The initial cost produced in 2004 was for producing a maximum of 40 million standard cubic meters per day but in the revised plans, Reliance doubled output to 80 mmscmd.
“Financial estimates were best estimates at that point of time for the broad work programme considered in development plan and were used for techno economic evaluation only,” DGH said.
CAG in the draft report had accused oil ministry and DGH of turning a blind eye to the cost increase which would lower government’s profit take from the field.
Sources said DGH disagreed with CAG assumption of adverse impact on government’s financial take from the project saying “cost for the purpose of computation of government take is determined based on actual expenditure incurred and duly validated by audit, and is not based on development plan estimates“.
“Any expenditure qualified by audit will be disallowed as contract cost,” it said adding Reliance’s actual expenditure on Phase-1 of KG-D6 gas field development is USD 5.6 billion till March 2011. Second phase of drilling is scheduled to commence shortly.
A Reliance team headed by its Executive Director PMS Prasad pointed that “the draft CAG report had found nothing to suggest that Reliance indulged in gold-plating viz. that Reliance placed orders on its own affiliates at inflated costs or that payments made to vendors came back to Reliance”.
Sources said Reliance stated that “using the benefit of hindsight, CAG cannot question the technical and operational judgements of the operator that were in effect the best possible judgements at that time based on the best information available.

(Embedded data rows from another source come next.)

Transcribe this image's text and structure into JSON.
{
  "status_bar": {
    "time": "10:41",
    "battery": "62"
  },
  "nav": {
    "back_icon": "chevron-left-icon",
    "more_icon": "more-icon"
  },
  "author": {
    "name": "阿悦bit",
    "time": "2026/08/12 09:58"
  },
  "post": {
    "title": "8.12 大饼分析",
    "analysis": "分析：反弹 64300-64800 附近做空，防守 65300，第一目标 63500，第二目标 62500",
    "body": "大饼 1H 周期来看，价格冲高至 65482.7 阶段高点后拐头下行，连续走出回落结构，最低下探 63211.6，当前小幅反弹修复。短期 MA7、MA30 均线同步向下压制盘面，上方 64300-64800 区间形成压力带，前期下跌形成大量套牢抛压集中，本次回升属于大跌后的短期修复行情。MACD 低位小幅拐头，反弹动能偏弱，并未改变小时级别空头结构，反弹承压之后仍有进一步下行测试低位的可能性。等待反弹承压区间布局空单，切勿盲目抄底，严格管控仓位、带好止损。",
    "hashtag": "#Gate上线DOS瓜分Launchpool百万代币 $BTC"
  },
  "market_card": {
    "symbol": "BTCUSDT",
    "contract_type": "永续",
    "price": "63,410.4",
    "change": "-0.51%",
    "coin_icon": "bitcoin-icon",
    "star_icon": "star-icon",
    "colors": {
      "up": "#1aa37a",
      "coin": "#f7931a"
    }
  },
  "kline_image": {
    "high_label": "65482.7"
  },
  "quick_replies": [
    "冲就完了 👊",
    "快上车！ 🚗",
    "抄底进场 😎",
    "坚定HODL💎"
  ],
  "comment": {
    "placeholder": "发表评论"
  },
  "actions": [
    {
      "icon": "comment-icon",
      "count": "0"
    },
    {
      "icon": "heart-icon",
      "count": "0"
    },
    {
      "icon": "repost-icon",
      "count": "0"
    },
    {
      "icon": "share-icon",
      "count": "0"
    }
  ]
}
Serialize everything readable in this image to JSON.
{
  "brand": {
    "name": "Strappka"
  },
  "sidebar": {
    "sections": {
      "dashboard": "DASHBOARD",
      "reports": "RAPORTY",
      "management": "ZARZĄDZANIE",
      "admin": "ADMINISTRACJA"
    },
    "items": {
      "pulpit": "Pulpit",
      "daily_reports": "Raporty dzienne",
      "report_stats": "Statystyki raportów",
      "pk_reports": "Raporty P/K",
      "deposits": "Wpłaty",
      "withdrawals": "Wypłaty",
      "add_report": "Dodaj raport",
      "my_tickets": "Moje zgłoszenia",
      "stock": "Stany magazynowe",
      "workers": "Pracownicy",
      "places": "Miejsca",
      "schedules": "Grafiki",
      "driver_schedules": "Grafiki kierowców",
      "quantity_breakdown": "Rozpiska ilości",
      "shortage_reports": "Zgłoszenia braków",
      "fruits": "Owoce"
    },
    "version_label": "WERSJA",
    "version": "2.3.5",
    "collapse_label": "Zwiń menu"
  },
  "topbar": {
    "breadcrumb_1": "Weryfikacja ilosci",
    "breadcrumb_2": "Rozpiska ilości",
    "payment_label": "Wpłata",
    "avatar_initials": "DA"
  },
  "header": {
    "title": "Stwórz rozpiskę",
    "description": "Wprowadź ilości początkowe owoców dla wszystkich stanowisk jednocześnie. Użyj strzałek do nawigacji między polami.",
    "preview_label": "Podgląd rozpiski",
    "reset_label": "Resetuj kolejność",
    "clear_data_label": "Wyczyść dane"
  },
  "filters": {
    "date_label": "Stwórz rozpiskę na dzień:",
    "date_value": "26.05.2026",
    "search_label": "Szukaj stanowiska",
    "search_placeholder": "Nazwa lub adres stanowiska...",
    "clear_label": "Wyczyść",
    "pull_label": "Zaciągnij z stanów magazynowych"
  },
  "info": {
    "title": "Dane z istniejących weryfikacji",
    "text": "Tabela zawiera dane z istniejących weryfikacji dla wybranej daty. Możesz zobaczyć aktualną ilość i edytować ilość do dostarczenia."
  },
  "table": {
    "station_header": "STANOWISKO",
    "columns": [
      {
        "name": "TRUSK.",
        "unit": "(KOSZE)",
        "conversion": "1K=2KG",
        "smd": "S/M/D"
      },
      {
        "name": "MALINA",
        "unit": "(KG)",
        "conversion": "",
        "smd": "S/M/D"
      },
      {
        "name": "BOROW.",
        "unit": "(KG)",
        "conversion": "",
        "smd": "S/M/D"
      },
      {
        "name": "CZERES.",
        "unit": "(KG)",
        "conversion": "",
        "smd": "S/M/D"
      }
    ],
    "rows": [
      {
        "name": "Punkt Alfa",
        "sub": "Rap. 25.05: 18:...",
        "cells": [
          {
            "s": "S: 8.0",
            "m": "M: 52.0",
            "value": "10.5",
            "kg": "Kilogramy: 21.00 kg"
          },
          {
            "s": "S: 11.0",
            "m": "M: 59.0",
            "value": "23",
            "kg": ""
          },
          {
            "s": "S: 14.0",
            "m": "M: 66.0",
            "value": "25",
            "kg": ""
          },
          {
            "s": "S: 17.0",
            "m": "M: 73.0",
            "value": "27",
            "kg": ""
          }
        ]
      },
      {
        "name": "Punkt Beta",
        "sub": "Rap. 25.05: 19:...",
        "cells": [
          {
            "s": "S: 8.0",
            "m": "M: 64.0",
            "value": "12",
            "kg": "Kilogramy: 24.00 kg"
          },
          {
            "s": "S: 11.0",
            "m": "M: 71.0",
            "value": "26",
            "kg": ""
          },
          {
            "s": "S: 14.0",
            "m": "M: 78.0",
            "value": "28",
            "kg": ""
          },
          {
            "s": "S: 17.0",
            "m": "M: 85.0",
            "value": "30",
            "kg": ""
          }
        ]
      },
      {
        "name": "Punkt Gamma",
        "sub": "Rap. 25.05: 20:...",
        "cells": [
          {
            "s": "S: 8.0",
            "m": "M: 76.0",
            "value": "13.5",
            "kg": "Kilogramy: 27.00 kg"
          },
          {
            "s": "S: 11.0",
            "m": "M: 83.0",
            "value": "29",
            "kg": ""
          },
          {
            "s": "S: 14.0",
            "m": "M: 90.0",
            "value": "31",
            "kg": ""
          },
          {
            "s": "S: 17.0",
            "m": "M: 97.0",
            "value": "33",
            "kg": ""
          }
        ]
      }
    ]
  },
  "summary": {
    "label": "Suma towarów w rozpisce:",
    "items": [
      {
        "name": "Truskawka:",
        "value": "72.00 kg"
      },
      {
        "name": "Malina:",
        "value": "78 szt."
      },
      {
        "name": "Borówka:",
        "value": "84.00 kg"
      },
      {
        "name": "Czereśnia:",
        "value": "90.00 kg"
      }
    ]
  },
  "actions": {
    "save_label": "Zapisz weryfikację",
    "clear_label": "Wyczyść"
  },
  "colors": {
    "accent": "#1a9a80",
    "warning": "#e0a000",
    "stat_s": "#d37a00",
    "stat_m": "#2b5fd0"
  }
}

Benchmarking the project with similar ones the world over validates the fact that KG-D6 remains the most cost effective project.”
Reliance said there was “no malafide intent” on its part in making any “economic, commercial or operational decisions”.
“Reasonableness of costs incurred cannot be established on the basis of hindsight. Any increase in the investment only increases the risk exposure of the operator without giving any additional benefits,” it added.
The company presented nearly 250 page reply to the CAG draft audit while DGH put up another 180 pages to support its decisions which it described as in the interest of the country and the companies.
Sources said the private operators criticised CAG for exceeding its brief and converting the Special Audit into a Performance Audit.
Any audit has to be done under the Production Sharing Contract (PSC) which provides for the legal regime under which the companies have to operate. If audits like that done by CAG were to go beyond the PSC, there would be no legal protection left for the companies, they said.
Sources said Reliance took almost 100 minutes to explain its point while Cairn did it n less than 30 minutes. BG took an equal amount of time.
CAG in its June 7 draft report stated that the oil ministry and its technical arm DGH favoured private firms like Reliance and Cairn India by allowing them to retain entire exploration acreage, turning a blind eye to increase in capital expenditure and giving additional area in violation of Production Sharing Contract (PSC).
Sources said DGH urged CAG to focus in its final report on accounting issues with quantification so as to ensure that revenue and expenditure reported in the books of accounts reflect a true and fair view in line with the accounting principles.
Also, procurement of goods and services should be viewed in the light of the common commercial practices prevailing in the private sector, that distinguishes the performance of private sector and may not be unduly shadowed by the systems and procedures of PSU, it said.
On pure technical issues, the CAG audit should rely on the judgement of the technical arm of the oil ministry for drawing conclusions in view of the fact that exploration and production complexity is not easily comprehensible.
“The CAG’s final comment should encourage enhanced inflow of private and foreign capital and technology,” DGH stated.
CAG may take two months to finalise its final report which would be tabled in Parliament.